Un tacto seco, aunque templado con el corazón, tienen estos hermosos relatos de Turgueniev. Son sencillos como canciones, a la vez que profundos, y al igual que un río, capaces de bifurcarse en nuevos relatos, y arrastrarte hacia ellos, con su sordo murmullo a cosas viejas, ya olvidadas.

El mundo de Relatos de un cazador está habitado por seres toscos, simples, sin apellido (Jermolai, Birouk, los excéntricos Tchertapkanof y Tredopouskine, el enano Kaciano, la pobre Akoulna…), expuestos en su miseria y simplicidad y, aún así, en el retrato en sepia de sus vidas, se vislumbra su enorme divinidad y belleza.

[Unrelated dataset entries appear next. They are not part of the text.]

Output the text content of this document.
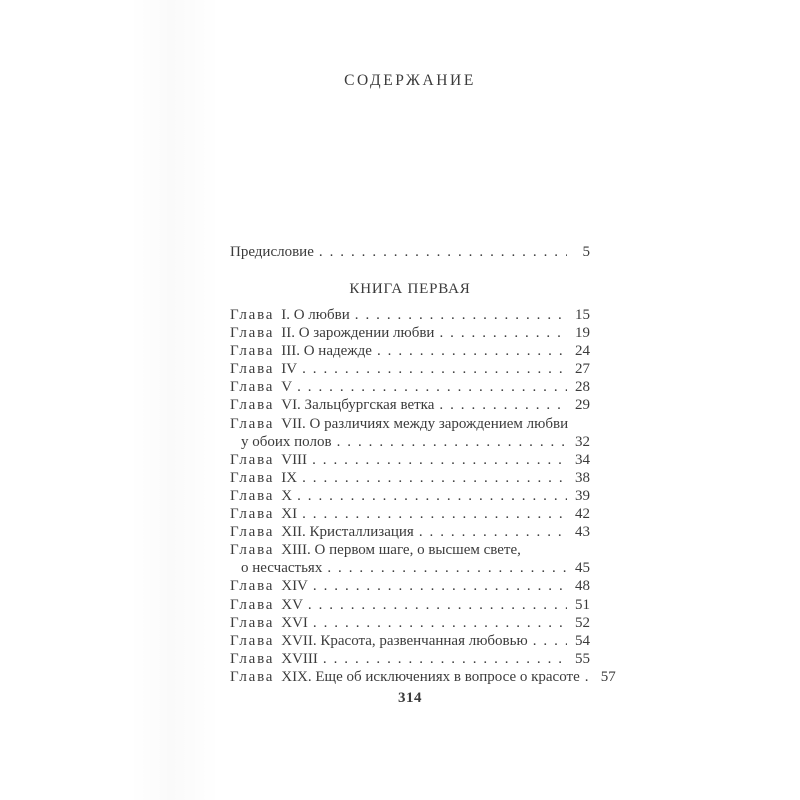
СОДЕРЖАНИЕ
Предисловие . . .	5
КНИГА ПЕРВАЯ
Глава I. О любви . . .	15
Глава II. О зарождении любви . . .	19
Глава III. О надежде . . .	24
Глава IV . . .	27
Глава V . . .	28
Глава VI. Зальцбургская ветка . . .	29
Глава VII. О различиях между зарождением любви
у обоих полов . . .	32
Глава VIII . . .	34
Глава IX . . .	38
Глава X . . .	39
Глава XI . . .	42
Глава XII. Кристаллизация . . .	43
Глава XIII. О первом шаге, о высшем свете,
о несчастьях . . .	45
Глава XIV . . .	48
Глава XV . . .	51
Глава XVI . . .	52
Глава XVII. Красота, развенчанная любовью . . .	54
Глава XVIII . . .	55
Глава XIX. Еще об исключениях в вопросе о красоте . . .	57
314
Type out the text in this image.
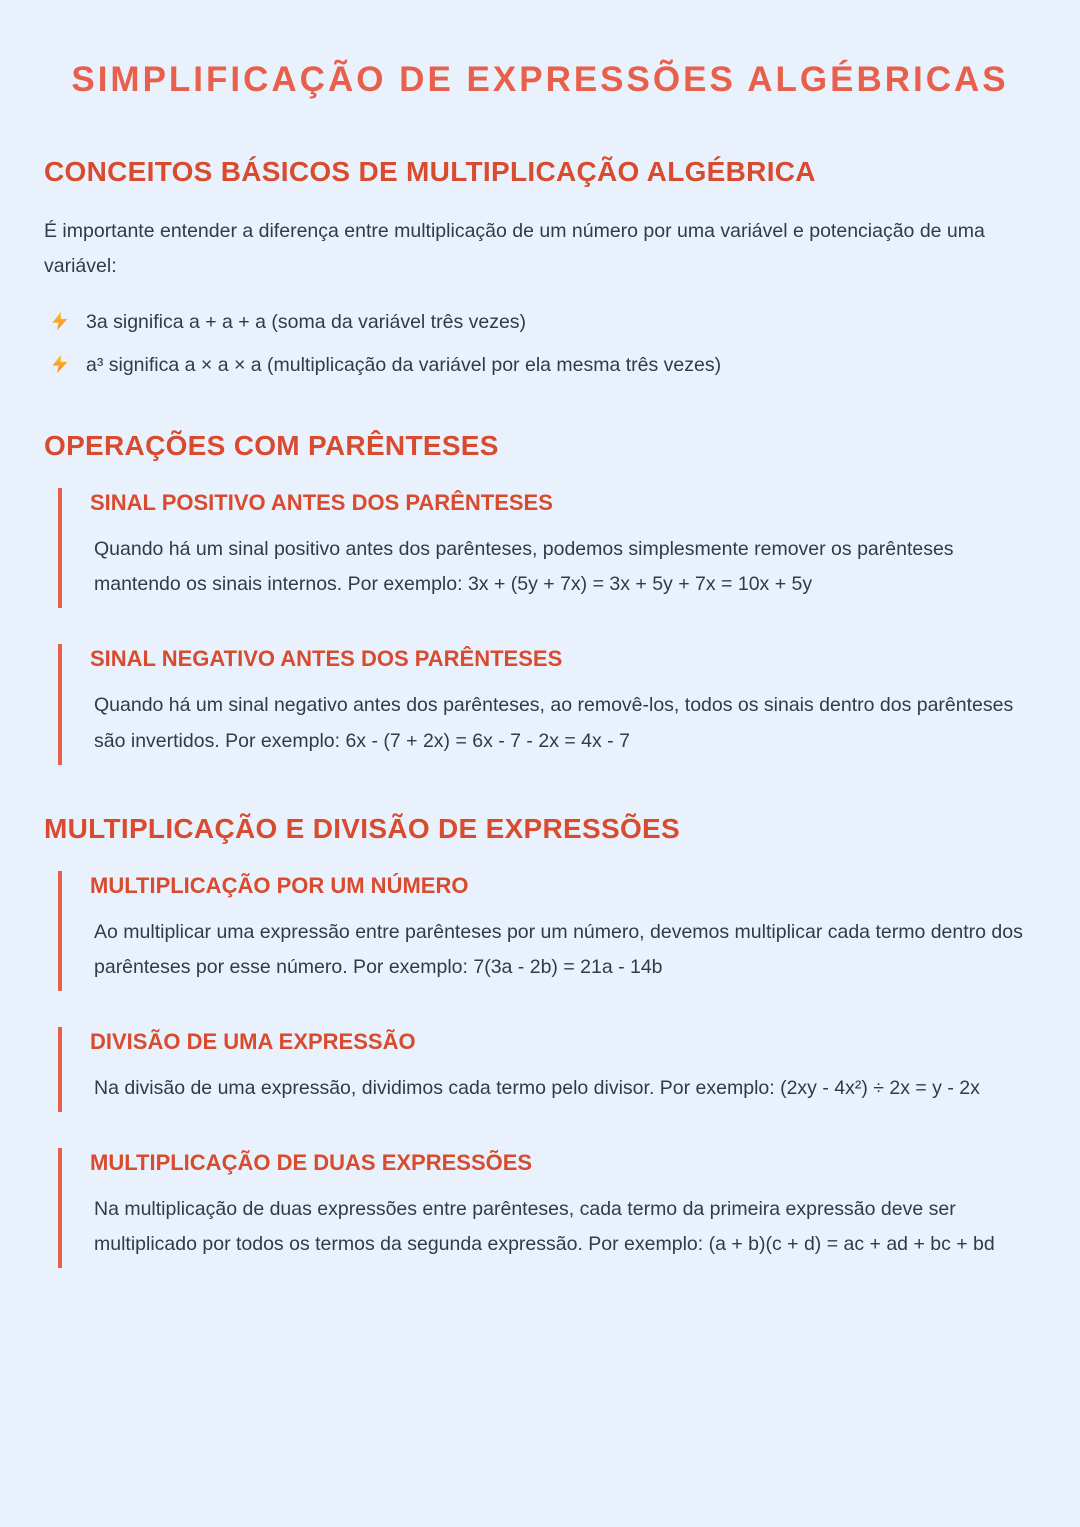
SIMPLIFICAÇÃO DE EXPRESSÕES ALGÉBRICAS
CONCEITOS BÁSICOS DE MULTIPLICAÇÃO ALGÉBRICA

É importante entender a diferença entre multiplicação de um número por uma variável e potenciação de uma variável:

3a significa a + a + a (soma da variável três vezes)
a³ significa a × a × a (multiplicação da variável por ela mesma três vezes)
OPERAÇÕES COM PARÊNTESES
SINAL POSITIVO ANTES DOS PARÊNTESES

Quando há um sinal positivo antes dos parênteses, podemos simplesmente remover os parênteses mantendo os sinais internos. Por exemplo: 3x + (5y + 7x) = 3x + 5y + 7x = 10x + 5y

SINAL NEGATIVO ANTES DOS PARÊNTESES

Quando há um sinal negativo antes dos parênteses, ao removê-los, todos os sinais dentro dos parênteses são invertidos. Por exemplo: 6x - (7 + 2x) = 6x - 7 - 2x = 4x - 7

MULTIPLICAÇÃO E DIVISÃO DE EXPRESSÕES
MULTIPLICAÇÃO POR UM NÚMERO

Ao multiplicar uma expressão entre parênteses por um número, devemos multiplicar cada termo dentro dos parênteses por esse número. Por exemplo: 7(3a - 2b) = 21a - 14b

DIVISÃO DE UMA EXPRESSÃO

Na divisão de uma expressão, dividimos cada termo pelo divisor. Por exemplo: (2xy - 4x²) ÷ 2x = y - 2x

MULTIPLICAÇÃO DE DUAS EXPRESSÕES

Na multiplicação de duas expressões entre parênteses, cada termo da primeira expressão deve ser multiplicado por todos os termos da segunda expressão. Por exemplo: (a + b)(c + d) = ac + ad + bc + bd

Hermosa es la naturaleza en estos relatos. Como un antiguo canto, invita a los espíritus del bosque a seguirlo, y la naturaleza, hoy tan exhausta, parece emerger llena de luz, en movimiento, animada, reviviendo los objetos que nos rodean: las sillas, los relojes quietos y las sombras de los que ya se fueron, con espíritu no del todo sofocado por el constante ruido de cada día. Cuento a cuento, te precipitas en las largas y terribles noches de los bosques, te estremeces con el grito de las fieras o el relámpago horadando el cielo, y caes en el abismo del sueño con el intenso olor del bosque después de una tormenta incendiándote por dentro.

Con el primer canto de los pájaros al amanecer, todo se despereza, sólo queda un suave contacto con el hechizo de esta noche, y la mañana te envuelve depositando un beso helado en tu cuerpo.

Edición de Espasa Calpe en Buenos Aires de 1939, traducida por Carlos Alberto Leumann.